WITH the general elections just round the corner, the practice of disenfranchisement of women in different parts of Pakistan especially Khyber Pakhtunkhwa and Federally Administered Tribal Areas (Fata) has been in focus. Unlike past practice, positive news are coming in from some of the districts and areas that for the first time women would be allowed to cast votes, but observers are apprehensive that in several areas especially those infested with militancy women voters might remain disenfranchised.

In past, especially in the general elections of 2002 and 2008 and during the local governments elections in 2001 and 2005, on local level in different areas agreements had taken place between the contesting candidates and political parties not to allow women voting in their respective areas.

According to media reports one positive sign emerging this time is that so far none of the political parties are found involved in turning to such practices and in fact in certain areas conservative parties like Jamaat-i-Islami Pakistan and Jamiat Ulema-i-Islam-F have been campaigning for getting support of women voters.

Still there are several such areas where in past no agreements had taken place but women did not turn up to vote as there was silent understanding in those areas on this issue. Due to precarious law and order situation there is apprehension among observers that voter turnout might be low in sensitive areas, which would also affect women turnout.Out of the total 86.189 million registered voters in the country 37.597 million (43.6 per cent) are female voters. Similarly, in Khyber Pakhtunkhwa 5.257 million (42.8 per cent) of the total 12.266 million voters are women. In Fata 0.596 million (34.2 per cent) of the total 1.738 million voters are females.

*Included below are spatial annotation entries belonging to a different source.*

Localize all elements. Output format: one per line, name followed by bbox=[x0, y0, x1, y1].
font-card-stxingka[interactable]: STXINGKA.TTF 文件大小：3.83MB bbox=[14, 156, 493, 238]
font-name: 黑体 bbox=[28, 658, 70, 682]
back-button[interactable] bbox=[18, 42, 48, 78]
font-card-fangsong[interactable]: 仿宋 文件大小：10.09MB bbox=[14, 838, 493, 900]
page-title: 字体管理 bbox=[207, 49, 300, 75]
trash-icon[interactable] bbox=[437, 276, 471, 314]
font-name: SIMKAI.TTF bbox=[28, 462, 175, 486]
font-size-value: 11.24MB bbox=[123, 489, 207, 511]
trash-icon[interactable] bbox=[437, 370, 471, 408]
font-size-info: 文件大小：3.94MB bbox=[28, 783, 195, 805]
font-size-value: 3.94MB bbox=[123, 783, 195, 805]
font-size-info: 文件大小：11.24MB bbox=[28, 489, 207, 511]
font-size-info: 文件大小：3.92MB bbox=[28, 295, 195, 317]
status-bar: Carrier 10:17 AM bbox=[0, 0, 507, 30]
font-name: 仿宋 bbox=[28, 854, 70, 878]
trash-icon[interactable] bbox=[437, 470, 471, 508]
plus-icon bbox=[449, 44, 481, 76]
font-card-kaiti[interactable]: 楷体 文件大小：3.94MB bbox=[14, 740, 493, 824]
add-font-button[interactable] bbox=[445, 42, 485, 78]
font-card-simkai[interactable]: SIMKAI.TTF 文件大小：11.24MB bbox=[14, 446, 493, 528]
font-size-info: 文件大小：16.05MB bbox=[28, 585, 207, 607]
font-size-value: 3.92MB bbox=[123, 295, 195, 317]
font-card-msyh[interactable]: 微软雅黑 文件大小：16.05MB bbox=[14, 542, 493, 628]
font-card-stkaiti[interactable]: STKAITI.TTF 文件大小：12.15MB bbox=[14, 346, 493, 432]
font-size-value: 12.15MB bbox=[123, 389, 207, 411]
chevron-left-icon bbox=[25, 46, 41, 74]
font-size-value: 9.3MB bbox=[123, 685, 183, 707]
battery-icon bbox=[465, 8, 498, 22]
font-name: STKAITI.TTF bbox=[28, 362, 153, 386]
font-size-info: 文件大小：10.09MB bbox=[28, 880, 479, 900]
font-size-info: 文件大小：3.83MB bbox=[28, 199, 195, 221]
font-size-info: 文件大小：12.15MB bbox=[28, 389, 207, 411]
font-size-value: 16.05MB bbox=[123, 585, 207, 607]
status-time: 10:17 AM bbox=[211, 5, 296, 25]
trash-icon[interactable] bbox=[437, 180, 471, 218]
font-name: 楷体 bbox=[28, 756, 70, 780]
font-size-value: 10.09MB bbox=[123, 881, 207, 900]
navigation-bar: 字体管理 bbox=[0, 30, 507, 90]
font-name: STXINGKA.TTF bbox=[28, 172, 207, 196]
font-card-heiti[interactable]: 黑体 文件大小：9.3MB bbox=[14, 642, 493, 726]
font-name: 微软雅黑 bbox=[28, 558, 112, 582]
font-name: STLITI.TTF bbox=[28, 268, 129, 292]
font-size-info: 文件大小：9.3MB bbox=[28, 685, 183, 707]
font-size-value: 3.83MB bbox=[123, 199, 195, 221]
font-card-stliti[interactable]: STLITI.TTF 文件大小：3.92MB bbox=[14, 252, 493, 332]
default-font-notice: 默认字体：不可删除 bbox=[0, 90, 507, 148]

In the election code of conduct (ECC) issued by the Election Commission of Pakistan the political parties, contesting candidates and their supporters are barred from making any agreement regarding disenfranchisement of women. Section 20 of the ECC states: “The political parties, contesting candidates and their supporters or other persons shall not encourage or enter into formal or informal agreement/arrangement/understanding debarring women from becoming candidate for an election or exercising their right of vote in an election. The political parties shall encourage the women to participate in election process.”

However, violation of the election code is not a penal offence. Civil society groups had proposed from time to time that such acts should be made an offence so as to discourage such practices. Despite continuous highlighting of the issue by the media as well as civil society groups the successive governments failed to legislate on the issue.

The Representation of Peoples Act 1976 lacks any specific provision dealing with this phenomenon. There are a few indirect provisions from where it could be inferred that barring women from casting vote is illegal. Under section 78 (2) of the RPA it amounts to corrupt practices if a person is found guilty of exercising undue influence.

The term “undue influence” has been explained in section 81 of the RPA. Section 81 (1) provides that a person is guilty of undue influence if he in order to induce or compel any person to vote or refrain from voting at an election, directly or indirectly, makes or threatens to make use of force, violence or restraint; inflicts or threaten to inflict any injury, damage, harm or loss; etc.

The said section further provides that a person is guilty of undue influence if he by abduction, duress or any fraudulent device or contrivance compels, induces or prevails upon any elector to vote or refrain from voting.

The RPA provides penalty for corrupt practices which states that any person guilty of corrupt practice shall be punishable with imprisonment for a term which may extend to three years or with fine which may extend to five thousand rupees, or both.

The Peshawar High Court had in clear terms pronounced in 2004 that the practice of disenfranchisement of women was unconstitutional. The high court in several identical writ petitions pertaining to barring of women from voting in the local government elections in different districts, had declared that barring of women from political participation was against the fundamental rights, void, illegal and criminal.

Although, the high court had dismissed the said petitions on March 17, 2004, on technical grounds related to its jurisdiction, but it had clearly pronounced the said practice as unconstitutional. The said petitions were filed by some women voters named Ms Bukht Zarina, Ms Jamala and others.

The high court bench comprising Justice Shahjehan Khan Yousafzai and Justice Ejaz Afzal had ruled that every citizen who is registered as a voter regardless altogether of gender has a right to exercise his or her vote. The court had observed that all such means and devices were repugnant to the fundamental rights enshrined in the Constitution, void, illegal and even criminal. It had ruled that employment of such means by any person irrespective of his status and stature in the society would not only be void and illegal but criminal as well which could well be punished under the law.

The bench had observed: “There was no cavil with the preposition that every citizen of the country has a right to form or be a member of political party as enshrined in Article 17(2) of the Constitution, which included the right to contest and participate in election. There is also no cavil with the preposition that every citizen who is registered as a voter regardless altogether of gender has indefeasible right to exercise his or her vote.”

The court had ruled: “There is also no cavil with the proposition that this right being inherent in every registered voter can be exercised by him or her alone and thus cannot be forgone and forsaken by an agreement entered into by any person how high-so-ever he may be, therefore, no means or devices including threats of dire consequences or agreements amongst the candidates for election to an office can curb, curtail or fetter it.”

Legal experts believe that the ECP has to keep a close eye on all such polling stations where in past such practices had taken place.